New Delhi, Aug 21 (IANS) The liquidity crisis in the lending major IL&FS and its group companies such as IFIN is something the erstwhile management itself created and should have been aware of the dire consequences of their blatant financial mismanagement.
A report prepared by Grant Thornton shows that IL&FS Financial Services (IFIN) on the behest of its Committee of Directors continued lending to companies which were under financial stress and not in a position to repay loans, despite warnings from an the company’s ASF (Asset and Structure Finance) team.
“We have indentified 73 instances amounting to Rs 9,193 crore where loans were sanctioned and approved by the CoD (Committee of Directors) even after the adverse remarks or recommendations by the ASF team. The outstanding amount as on September 30, 2018 of loans sanctioned to such entities amounts to Rs 6,230 crore,” said the report.
Further, out of the 73 instances, 46 instances amounting to Rs 5,544 crore were such, where either the loans sanctioned to such parties have become non-performing assets (NPA) or have been written off from the books of accounts of IFIN.
“Hence, it appears that loans were sanctioned by the CoD even when it was highlighted to them that the companies are under stress and doubts were raised about their ability to repay the loan.”
Citing the RBI inspection report for the financial year 2018, issued on March 22, 2019, Grant Thornton said that there were “serious deficiencies” in the credit appraisal process. Further the RBI report also noted that the loans were sanctioned overlooking the creditworthiness of the borrowers, it said.

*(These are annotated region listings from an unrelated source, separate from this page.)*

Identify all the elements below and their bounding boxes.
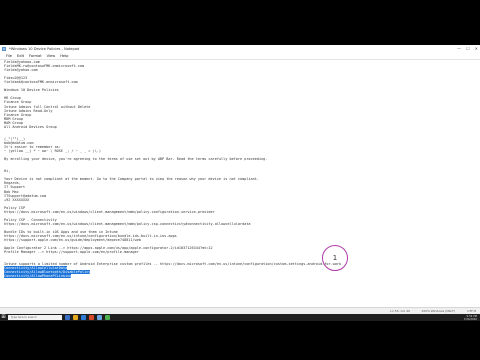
line-text: https://docs.microsoft.com/en-us/windows… xyxy=(4,221,251,226)
menu-edit[interactable]: Edit xyxy=(17,53,24,59)
maximize-icon[interactable]: ☐ xyxy=(466,45,470,53)
line-text: By enrolling your device, you're agreein… xyxy=(4,157,268,162)
text-editor[interactable]: Fields@yahooo.com FieldsMK-rw@contosoFMK.… xyxy=(0,60,480,308)
line-text: fields@yahoo.com xyxy=(4,68,38,73)
store-icon[interactable] xyxy=(105,315,110,320)
menu-help[interactable]: Help xyxy=(60,53,68,59)
minimize-icon[interactable]: — xyxy=(457,45,461,53)
notepad-taskbar-icon[interactable] xyxy=(97,315,102,320)
menu-view[interactable]: View xyxy=(47,53,56,59)
line-text: Connectivity/AllowPhonePCLinking xyxy=(4,274,72,279)
file-explorer-icon[interactable] xyxy=(73,315,78,320)
task-view-icon[interactable] xyxy=(65,315,70,320)
notepad-icon xyxy=(2,47,6,51)
line-text: https://support.apple.com/en-us/guide/de… xyxy=(4,238,141,243)
clock-date: 7/24/2020 xyxy=(463,317,477,321)
line-text: Windows 10 Device Policies xyxy=(4,88,59,93)
line-text: fieldsmk@contosoFMK.onmicrosoft.com xyxy=(4,80,78,85)
title-bar: *Windows 10 Device Policies - Notepad — … xyxy=(0,45,480,53)
status-bar: Ln 53, Col 40 100% Windows (CRLF) UTF-8 xyxy=(0,307,480,314)
line-text: Profile Manager --> https://support.appl… xyxy=(4,250,139,255)
menu-format[interactable]: Format xyxy=(29,53,42,59)
windows-start-icon[interactable]: ⊞ xyxy=(0,314,7,321)
taskbar-search-input[interactable]: Type here to search xyxy=(8,315,62,320)
line-text: https://docs.microsoft.com/en-us/windows… xyxy=(4,209,215,214)
step-number: 1 xyxy=(332,253,338,262)
line-text: ~ (yellow __) * ~ ow~ \ ROSE _; / ~ _ _ … xyxy=(4,149,101,154)
click-indicator: 1 xyxy=(322,245,348,271)
edge-icon[interactable] xyxy=(81,315,86,320)
notepad-window: *Windows 10 Device Policies - Notepad — … xyxy=(0,45,480,314)
menu-file[interactable]: File xyxy=(6,53,12,59)
line-text: Your Device is not compliant at the mome… xyxy=(4,177,259,182)
window-title: *Windows 10 Device Policies - Notepad xyxy=(9,47,80,51)
line-text: Hi, xyxy=(4,169,11,174)
taskbar: ⊞ Type here to search 9:54 PM 7/24/2020 xyxy=(0,314,480,321)
system-tray[interactable]: 9:54 PM 7/24/2020 xyxy=(464,315,477,321)
selected-text-line[interactable]: Connectivity/AllowPhonePCLinking xyxy=(4,274,480,279)
close-icon[interactable]: ✕ xyxy=(475,45,478,53)
line-text: +92 XXXXXXXX xyxy=(4,197,30,202)
line-text: All Android Devices Group xyxy=(4,124,57,129)
window-controls: — ☐ ✕ xyxy=(457,45,478,53)
office-icon[interactable] xyxy=(89,315,94,320)
menu-bar: File Edit Format View Help xyxy=(0,53,480,60)
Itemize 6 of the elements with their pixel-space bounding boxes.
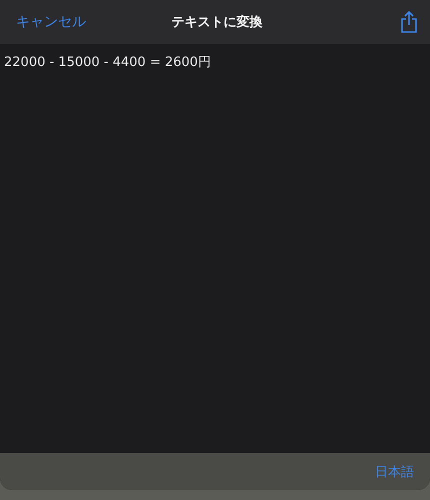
cancel-button[interactable]: キャンセル: [16, 13, 86, 31]
language-button[interactable]: 日本語: [375, 462, 414, 480]
share-icon: [400, 11, 418, 33]
window-title: テキストに変換: [172, 14, 262, 31]
share-button[interactable]: [400, 11, 418, 33]
recognized-text: 22000 - 15000 - 4400 = 2600円: [4, 55, 211, 70]
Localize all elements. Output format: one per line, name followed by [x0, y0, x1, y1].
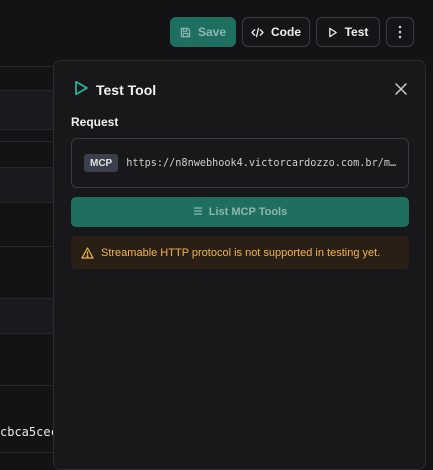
- test-label: Test: [344, 25, 369, 39]
- more-options-button[interactable]: [386, 17, 414, 47]
- request-url: https://n8nwebhook4.victorcardozzo.com.b…: [126, 157, 401, 169]
- mcp-badge: MCP: [84, 154, 119, 172]
- table-row: [0, 298, 56, 334]
- table-divider: [0, 141, 56, 142]
- test-tool-panel: Test Tool Request MCP https://n8nwebhook…: [53, 60, 426, 470]
- warning-alert: Streamable HTTP protocol is not supporte…: [71, 236, 409, 269]
- warning-message: Streamable HTTP protocol is not supporte…: [101, 246, 381, 259]
- code-button[interactable]: Code: [242, 17, 310, 47]
- panel-header: Test Tool: [74, 80, 157, 101]
- table-row: [0, 90, 56, 130]
- save-label: Save: [197, 25, 227, 39]
- code-label: Code: [271, 25, 301, 39]
- table-divider: [0, 452, 56, 453]
- list-mcp-tools-button[interactable]: List MCP Tools: [71, 197, 409, 227]
- close-icon: [393, 83, 409, 101]
- list-mcp-tools-label: List MCP Tools: [208, 206, 288, 218]
- play-icon: [74, 80, 89, 101]
- table-divider: [0, 385, 56, 386]
- save-button[interactable]: Save: [170, 17, 236, 47]
- table-cell-id: cbca5cece: [0, 425, 56, 439]
- test-button[interactable]: Test: [316, 17, 380, 47]
- code-icon: [251, 27, 264, 38]
- warning-icon: [81, 246, 94, 259]
- play-icon: [328, 27, 338, 38]
- table-divider: [0, 246, 56, 247]
- close-button[interactable]: [393, 81, 409, 97]
- table-divider: [0, 66, 56, 67]
- list-icon: [193, 206, 203, 219]
- request-url-field[interactable]: MCP https://n8nwebhook4.victorcardozzo.c…: [71, 138, 409, 188]
- background-table: [0, 66, 56, 456]
- table-row: [0, 167, 56, 203]
- panel-title: Test Tool: [96, 82, 157, 98]
- save-icon: [180, 27, 191, 38]
- vertical-ellipsis-icon: [398, 25, 402, 39]
- request-section-label: Request: [71, 115, 119, 129]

“Also, evergreening of loans were noted by RBI,” it added.
The report cited the example of loan sanctioned to an Era group company named ‘Dev Rishabh Real Estate Private Ltd’. IFIN sanctioned a loan of Rs 175 crore to the company on March 28, 2017.
A review of the Credit Approval Memorandum (CAM) by Grant Thornton showed that the ASF team had adversely commented on borrower and said: “The Era group is facing overall liquidity issues and there have been issues in the repayments of loans to IFIN and other lenders.”
“Loans provided to two of the group companies of Era i.e. Adel Landmarks Ltd and Hi-Point Invesment and Finance Private Ltd had become NPA since July 30, 2016 and August 30, 2016 respectively,” it added among other comments.
The Grant Thornton’s report said that as on September 30, 2018, Rs 117 crore is outstanding against the loan provided to Dev Rishabh Real Estate Private Ltd and the total amount outstanding for Era group is Rs 294 crore.
All the loans to Era group have become NPA as on September 30, 2018, the report noted.